The UK unemployment rate for June remained steady at 4.7% today with employment increasing more than expected and far higher than May. This has prompted Sterling to increase in value across the board.
The more important 'average earnings' figure remains sticky, but is still easing slowly MoM. Jobs overall remain 'soft', but a significant deterioration has yet to be realised. The news today has seen UK bond yields lower, no increased chance of interest rate cuts and therefore £ has improved.
In 1998, The Bank of England (BoE) was made independent by Chancellor Gordon Brown (Labour). Since this time, both Labour & Conservative governments have avoided any commentary on BoE monetary policy. Until now..
There is plenty of evidence (through social media posts in particular) to suggest Labour are trying to convince the public that government and the central bank are aligned.
This is a big 'no-no' move as far as investors are concerned.

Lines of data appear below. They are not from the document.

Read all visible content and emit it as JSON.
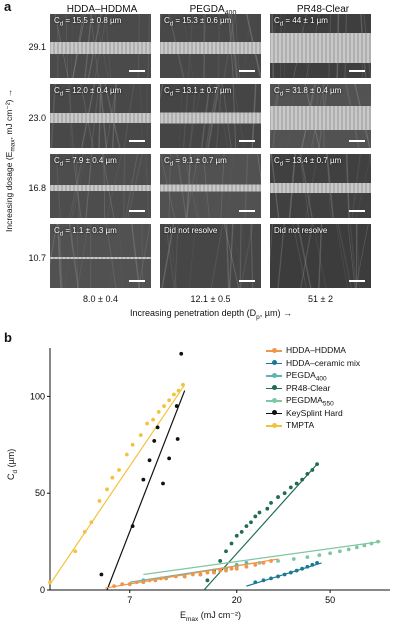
{
  "panel_a": {
    "label": "a",
    "columns": [
      "HDDA–HDDMA",
      "PEGDA",
      "PR48-Clear"
    ],
    "pegda_sub": "400",
    "row_dosages": [
      "29.1",
      "23.0",
      "16.8",
      "10.7"
    ],
    "y_axis_label": "Increasing dosage (E",
    "y_axis_sub": "max",
    "y_axis_tail": ", mJ cm⁻²) →",
    "x_axis_label": "Increasing penetration depth (D",
    "x_axis_sub": "p",
    "x_axis_tail": ", µm) →",
    "penetration_depths": [
      "8.0 ± 0.4",
      "12.1 ± 0.5",
      "51 ± 2"
    ],
    "cell_captions": [
      [
        "= 15.5 ± 0.8 µm",
        "= 15.3 ± 0.6 µm",
        "= 44 ± 1 µm"
      ],
      [
        "= 12.0 ± 0.4 µm",
        "= 13.1 ± 0.7 µm",
        "= 31.8 ± 0.4 µm"
      ],
      [
        "= 7.9 ± 0.4 µm",
        "= 9.1 ± 0.7 µm",
        "= 13.4 ± 0.7 µm"
      ],
      [
        "= 1.1 ± 0.3 µm",
        "Did not resolve",
        "Did not resolve"
      ]
    ],
    "cd_symbol": "C",
    "cd_sub": "d"
  },
  "panel_b": {
    "label": "b",
    "ylabel": "C",
    "ylabel_sub": "d",
    "ylabel_tail": " (µm)",
    "xlabel": "E",
    "xlabel_sub": "max",
    "xlabel_tail": " (mJ cm⁻²)",
    "legend": [
      {
        "name": "HDDA–HDDMA",
        "sub": "",
        "color": "#f0954a"
      },
      {
        "name": "HDDA–ceramic mix",
        "sub": "",
        "color": "#1a7a94"
      },
      {
        "name": "PEGDA",
        "sub": "400",
        "color": "#5fb4b0"
      },
      {
        "name": "PR48-Clear",
        "sub": "",
        "color": "#1f6b55"
      },
      {
        "name": "PEGDMA",
        "sub": "550",
        "color": "#7fc7a3"
      },
      {
        "name": "KeySplint Hard",
        "sub": "",
        "color": "#111111"
      },
      {
        "name": "TMPTA",
        "sub": "",
        "color": "#f2c23c"
      }
    ]
  },
  "chart_data": {
    "type": "scatter",
    "x_scale": "log",
    "xlim": [
      3.2,
      90
    ],
    "ylim": [
      0,
      125
    ],
    "x_ticks": [
      "7",
      "20",
      "50"
    ],
    "x_tick_values": [
      7,
      20,
      50
    ],
    "y_ticks": [
      "0",
      "50",
      "100"
    ],
    "y_tick_values": [
      0,
      50,
      100
    ],
    "series": [
      {
        "name": "TMPTA",
        "color": "#f2c23c",
        "points": [
          [
            3.2,
            4
          ],
          [
            4.1,
            20
          ],
          [
            4.5,
            30
          ],
          [
            4.8,
            35
          ],
          [
            5.2,
            46
          ],
          [
            5.6,
            52
          ],
          [
            5.9,
            58
          ],
          [
            6.3,
            62
          ],
          [
            6.8,
            70
          ],
          [
            7.2,
            75
          ],
          [
            7.8,
            80
          ],
          [
            8.3,
            86
          ],
          [
            8.8,
            88
          ],
          [
            9.3,
            92
          ],
          [
            9.8,
            95
          ],
          [
            10.3,
            98
          ],
          [
            10.8,
            101
          ],
          [
            11.3,
            103
          ],
          [
            11.8,
            106
          ]
        ],
        "fit": [
          [
            3.2,
            3
          ],
          [
            12,
            106
          ]
        ]
      },
      {
        "name": "KeySplint Hard",
        "color": "#111111",
        "points": [
          [
            5.3,
            8
          ],
          [
            7.2,
            33
          ],
          [
            8,
            57
          ],
          [
            8.5,
            67
          ],
          [
            8.9,
            77
          ],
          [
            9.2,
            84
          ],
          [
            9.7,
            55
          ],
          [
            10.3,
            68
          ],
          [
            11.1,
            95
          ],
          [
            11.6,
            122
          ],
          [
            11.2,
            78
          ]
        ],
        "fit": [
          [
            5.6,
            0
          ],
          [
            12,
            103
          ]
        ]
      },
      {
        "name": "PR48-Clear",
        "color": "#1f6b55",
        "points": [
          [
            15,
            5
          ],
          [
            16,
            10
          ],
          [
            17,
            15
          ],
          [
            18,
            20
          ],
          [
            19,
            24
          ],
          [
            20,
            28
          ],
          [
            21,
            30
          ],
          [
            22,
            33
          ],
          [
            23,
            35
          ],
          [
            24,
            38
          ],
          [
            25,
            40
          ],
          [
            27,
            42
          ],
          [
            28,
            45
          ],
          [
            30,
            48
          ],
          [
            32,
            50
          ],
          [
            34,
            53
          ],
          [
            36,
            55
          ],
          [
            38,
            57
          ],
          [
            40,
            60
          ],
          [
            42,
            62
          ],
          [
            44,
            65
          ]
        ],
        "fit": [
          [
            14.5,
            0
          ],
          [
            44,
            65
          ]
        ]
      },
      {
        "name": "PEGDMA",
        "color": "#7fc7a3",
        "points": [
          [
            20,
            12
          ],
          [
            25,
            14
          ],
          [
            30,
            15
          ],
          [
            35,
            16
          ],
          [
            40,
            17
          ],
          [
            45,
            18
          ],
          [
            50,
            19
          ],
          [
            55,
            20
          ],
          [
            60,
            21
          ],
          [
            65,
            22
          ],
          [
            70,
            23
          ],
          [
            75,
            24
          ],
          [
            80,
            25
          ]
        ],
        "fit": [
          [
            8,
            8
          ],
          [
            82,
            25
          ]
        ]
      },
      {
        "name": "PEGDA",
        "color": "#5fb4b0",
        "points": [
          [
            8,
            5
          ],
          [
            10,
            6
          ],
          [
            12,
            7
          ],
          [
            14,
            8
          ],
          [
            16,
            9
          ],
          [
            18,
            11
          ],
          [
            20,
            13
          ],
          [
            22,
            14
          ]
        ],
        "fit": [
          [
            7,
            4
          ],
          [
            24,
            14
          ]
        ]
      },
      {
        "name": "HDDA–HDDMA",
        "color": "#f0954a",
        "points": [
          [
            6,
            2
          ],
          [
            6.5,
            3
          ],
          [
            7,
            3
          ],
          [
            7.5,
            4
          ],
          [
            8,
            4
          ],
          [
            8.5,
            5
          ],
          [
            9,
            5
          ],
          [
            9.5,
            6
          ],
          [
            10,
            6
          ],
          [
            11,
            7
          ],
          [
            12,
            7
          ],
          [
            13,
            8
          ],
          [
            14,
            8
          ],
          [
            15,
            9
          ],
          [
            16,
            9
          ],
          [
            17,
            10
          ],
          [
            18,
            10
          ],
          [
            19,
            11
          ],
          [
            20,
            11
          ],
          [
            22,
            12
          ],
          [
            24,
            13
          ],
          [
            26,
            14
          ],
          [
            28,
            15
          ]
        ],
        "fit": [
          [
            5.5,
            1
          ],
          [
            30,
            16
          ]
        ]
      },
      {
        "name": "HDDA–ceramic mix",
        "color": "#1a7a94",
        "points": [
          [
            24,
            4
          ],
          [
            26,
            5
          ],
          [
            28,
            6
          ],
          [
            30,
            7
          ],
          [
            32,
            8
          ],
          [
            34,
            9
          ],
          [
            36,
            10
          ],
          [
            38,
            11
          ],
          [
            40,
            12
          ],
          [
            42,
            13
          ],
          [
            44,
            14
          ]
        ],
        "fit": [
          [
            22,
            2
          ],
          [
            46,
            14
          ]
        ]
      }
    ]
  }
}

Investors are trustful of institutions who operate for the long term (investing is a long game business after all), not short-term like politics is with its 4-year cycle.
One of the big reasons for USD devaluation this year has been President Trump's public 'assassination' of Fed Chair Powell's interest rate decisions as he tries to influence what the independent Federal Reserve does.
An independent central bank sometimes has to make unpopular decisions.
They are in place to control inflation at their core and monitor for the long-term. If there is no independent controller of inflation (due to being politically motivated) businesses will raise prices, workers will push for more wages and inflation will go red.
Thursday's GDP release a big one for £-€, although no surprises are expected from either side. The main event comes later today with the US inflation rate with analysts suggesting this could be the first 'tariff infused' reading.